Some time ago I moved to a place where I found """friends""" easily (we talked, they treated me very well, they were good people) but I moved out without saying a word to them, they called me multiple times, I never answered, they even contacted the police (im not proud about this)... then I moved again and again and again, and the story would repeat a couple of times more, but then something happened, I made friends online, we formed a discord group and would play games together, there were people from all around the planet there and it was so much fun... but when they talked about their lives I would keep quiet, how could I say I wasnt working, or studying, or that I dont have any money, that I was in a toxic environment, no friends, never had a lover... you get what Im saying... I really enjoyed one particular person, I think I developed a crush actually, he was very smart, I loved his voice, he always made me laugh.... well you probably guessed the end of the story, I stopped talking to all of them the moment I moved back here, almost a year ago... I sometimes dream about this guy, I dont even know his real name, his looks (I genuenly think I wouldnt care how he looks, I just loved the way he was, couldnt care less about his looks) I only know he is chinese lol, I missed them but I cant come back...
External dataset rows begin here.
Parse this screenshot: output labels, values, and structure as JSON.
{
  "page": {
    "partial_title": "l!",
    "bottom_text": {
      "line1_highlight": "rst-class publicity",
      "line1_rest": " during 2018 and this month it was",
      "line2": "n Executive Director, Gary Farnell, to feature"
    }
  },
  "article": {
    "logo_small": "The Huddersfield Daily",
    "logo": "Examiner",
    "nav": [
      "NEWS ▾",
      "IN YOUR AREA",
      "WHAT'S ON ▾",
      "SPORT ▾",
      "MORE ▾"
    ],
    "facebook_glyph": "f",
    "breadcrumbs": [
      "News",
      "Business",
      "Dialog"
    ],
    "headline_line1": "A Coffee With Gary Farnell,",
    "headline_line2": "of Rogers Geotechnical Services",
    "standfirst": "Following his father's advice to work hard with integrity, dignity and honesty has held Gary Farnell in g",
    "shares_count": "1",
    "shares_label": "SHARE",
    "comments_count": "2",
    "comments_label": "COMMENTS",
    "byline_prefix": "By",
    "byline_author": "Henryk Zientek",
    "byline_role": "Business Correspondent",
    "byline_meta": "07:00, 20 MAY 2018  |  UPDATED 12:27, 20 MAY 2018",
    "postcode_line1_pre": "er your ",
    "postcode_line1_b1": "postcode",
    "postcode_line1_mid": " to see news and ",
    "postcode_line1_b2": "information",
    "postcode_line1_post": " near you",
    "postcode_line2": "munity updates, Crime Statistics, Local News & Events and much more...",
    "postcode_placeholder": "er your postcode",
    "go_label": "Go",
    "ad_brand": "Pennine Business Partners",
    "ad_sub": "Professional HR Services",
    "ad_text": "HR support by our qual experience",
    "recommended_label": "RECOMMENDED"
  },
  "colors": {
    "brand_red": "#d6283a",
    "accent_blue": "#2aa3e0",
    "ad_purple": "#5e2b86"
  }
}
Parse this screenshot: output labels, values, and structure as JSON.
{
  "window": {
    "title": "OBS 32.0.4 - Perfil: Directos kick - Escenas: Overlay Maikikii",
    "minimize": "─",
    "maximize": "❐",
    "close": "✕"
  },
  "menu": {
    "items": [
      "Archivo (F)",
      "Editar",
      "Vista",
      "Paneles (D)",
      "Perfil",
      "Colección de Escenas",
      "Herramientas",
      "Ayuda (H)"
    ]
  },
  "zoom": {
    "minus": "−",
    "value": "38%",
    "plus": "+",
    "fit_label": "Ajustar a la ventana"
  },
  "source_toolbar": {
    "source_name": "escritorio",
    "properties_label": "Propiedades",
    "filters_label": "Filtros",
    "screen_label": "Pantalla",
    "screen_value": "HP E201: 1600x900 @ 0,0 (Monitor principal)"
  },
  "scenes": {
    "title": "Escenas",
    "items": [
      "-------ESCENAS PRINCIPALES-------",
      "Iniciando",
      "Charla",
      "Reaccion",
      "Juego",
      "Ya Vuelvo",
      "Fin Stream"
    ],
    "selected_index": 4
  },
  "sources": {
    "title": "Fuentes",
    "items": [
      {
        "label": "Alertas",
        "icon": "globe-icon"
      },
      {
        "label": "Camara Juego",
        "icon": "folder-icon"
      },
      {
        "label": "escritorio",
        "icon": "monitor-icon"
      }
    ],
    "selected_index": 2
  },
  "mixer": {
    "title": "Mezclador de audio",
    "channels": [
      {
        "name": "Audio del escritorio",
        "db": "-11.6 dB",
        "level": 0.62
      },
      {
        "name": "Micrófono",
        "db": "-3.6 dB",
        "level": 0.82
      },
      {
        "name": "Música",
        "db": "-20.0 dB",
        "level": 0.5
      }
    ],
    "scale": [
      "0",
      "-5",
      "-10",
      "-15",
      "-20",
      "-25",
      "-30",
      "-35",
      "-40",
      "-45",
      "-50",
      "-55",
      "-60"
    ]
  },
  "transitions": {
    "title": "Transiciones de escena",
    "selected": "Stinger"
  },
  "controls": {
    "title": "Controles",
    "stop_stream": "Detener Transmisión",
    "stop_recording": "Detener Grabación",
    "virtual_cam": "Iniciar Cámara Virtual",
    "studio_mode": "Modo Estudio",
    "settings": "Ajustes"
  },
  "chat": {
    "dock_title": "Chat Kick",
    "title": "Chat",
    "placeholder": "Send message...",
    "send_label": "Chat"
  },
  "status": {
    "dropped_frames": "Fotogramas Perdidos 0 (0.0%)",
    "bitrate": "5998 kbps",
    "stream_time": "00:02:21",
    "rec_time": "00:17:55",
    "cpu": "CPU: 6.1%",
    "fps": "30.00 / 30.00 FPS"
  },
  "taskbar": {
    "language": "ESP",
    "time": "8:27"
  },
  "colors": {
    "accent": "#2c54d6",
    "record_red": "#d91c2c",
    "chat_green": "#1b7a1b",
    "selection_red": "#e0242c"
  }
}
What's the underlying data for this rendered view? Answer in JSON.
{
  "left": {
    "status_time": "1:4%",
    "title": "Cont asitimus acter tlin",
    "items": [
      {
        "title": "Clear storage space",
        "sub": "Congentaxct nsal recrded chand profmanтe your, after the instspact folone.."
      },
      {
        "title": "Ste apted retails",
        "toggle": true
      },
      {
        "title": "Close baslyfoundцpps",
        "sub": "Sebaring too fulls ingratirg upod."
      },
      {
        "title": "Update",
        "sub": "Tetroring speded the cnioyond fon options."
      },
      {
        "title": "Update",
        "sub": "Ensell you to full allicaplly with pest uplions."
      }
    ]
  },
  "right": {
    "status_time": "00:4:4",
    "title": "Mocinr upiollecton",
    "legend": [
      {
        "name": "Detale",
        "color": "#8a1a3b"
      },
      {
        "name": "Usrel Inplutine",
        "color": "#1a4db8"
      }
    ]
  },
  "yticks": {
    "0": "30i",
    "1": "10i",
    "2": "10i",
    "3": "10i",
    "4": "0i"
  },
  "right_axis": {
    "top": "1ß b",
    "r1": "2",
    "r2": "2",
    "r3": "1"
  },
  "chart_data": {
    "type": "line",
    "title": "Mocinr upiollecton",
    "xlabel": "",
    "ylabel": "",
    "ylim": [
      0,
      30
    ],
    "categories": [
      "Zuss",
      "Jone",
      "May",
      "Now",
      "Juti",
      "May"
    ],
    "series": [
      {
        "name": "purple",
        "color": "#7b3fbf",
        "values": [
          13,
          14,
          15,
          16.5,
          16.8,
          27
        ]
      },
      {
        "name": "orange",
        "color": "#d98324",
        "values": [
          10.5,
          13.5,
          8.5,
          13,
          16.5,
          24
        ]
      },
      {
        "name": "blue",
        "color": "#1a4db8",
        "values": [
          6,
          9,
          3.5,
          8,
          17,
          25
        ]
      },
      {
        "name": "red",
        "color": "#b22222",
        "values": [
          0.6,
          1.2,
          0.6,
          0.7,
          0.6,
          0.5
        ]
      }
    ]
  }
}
Since I moved here I made new acquaintances, I also lost all contact with them... I hate being like this because I would hate someone ghosting me, but... I cant change this... Im so afraid of having relationships, it terrifies me. I know I cant be myself, when I go to a job interview or talk to someone and then I talk about this event with my dad or sister they say "but you didnt say you have anxiety problems right? or that you take meds... right?" I think Im better alone but having friends was fun... sometimes I miss it you know? I know tonight I will dream about this guy lol and I dont want to wake up if thats the case, the dreams are so nice when he appears, I always cry a bit when I wake up, I dont even dream about dating or kissing or anything like that, just being friends, seeing each other, playing again together...
Sounds like fear of rejection/abandonment. Pull away before they can hurt you. You can't be hurt if you're not there to be hurt, or if it was your choice to call it quits before they did. They can't quit on you if you don't commit. It's hard enough if you're a moderately successful self-sufficient person in society to make friends or date, but if you have nothing and can't contribute anything but a personality. I consider that polarizing/paralyzing. It's hard to get to know you if you don't share, let alone want to share, and people don't just want the trivial personality version of you. So you're expected to bring certain things to the table, and when you can't, you're left alone. You show up to the table to say hi and have a fun night, figuratively or literally, but when things get real, how are you supposed to tell the truth about yourself? You can't, because then they'd run; so, you leave first. Hurts less. You just have to be honest and hope for the best. If someone tried to initiate something with you and then they laid down the real facts, would you still accept them? Probably. A lot of people can't handle conflict or problems in relationships. So they end it. If someone is worth it, you'll stay and fight through being uncomfortable. They'll stay even though you have problems. A big thing is they may not know how to help you and that scares them. So if you have goals but a in a bad place, that helps. I'd put the facts out sooner, not right away, but don't omit, or lie, put it out there that you're not proud of where you are. Brace yourself for the results. Be ready to deal with the loss and rejection. If you want to go back to people, reconnect and apologize for shutting them out and best describe why you couldn't handle a friendship let alone anything more. Maybe let it be known what your expectations are going into something, that you're not looking for something full-fledged, but someone you can count on because this is what you can offer right now. Good luck.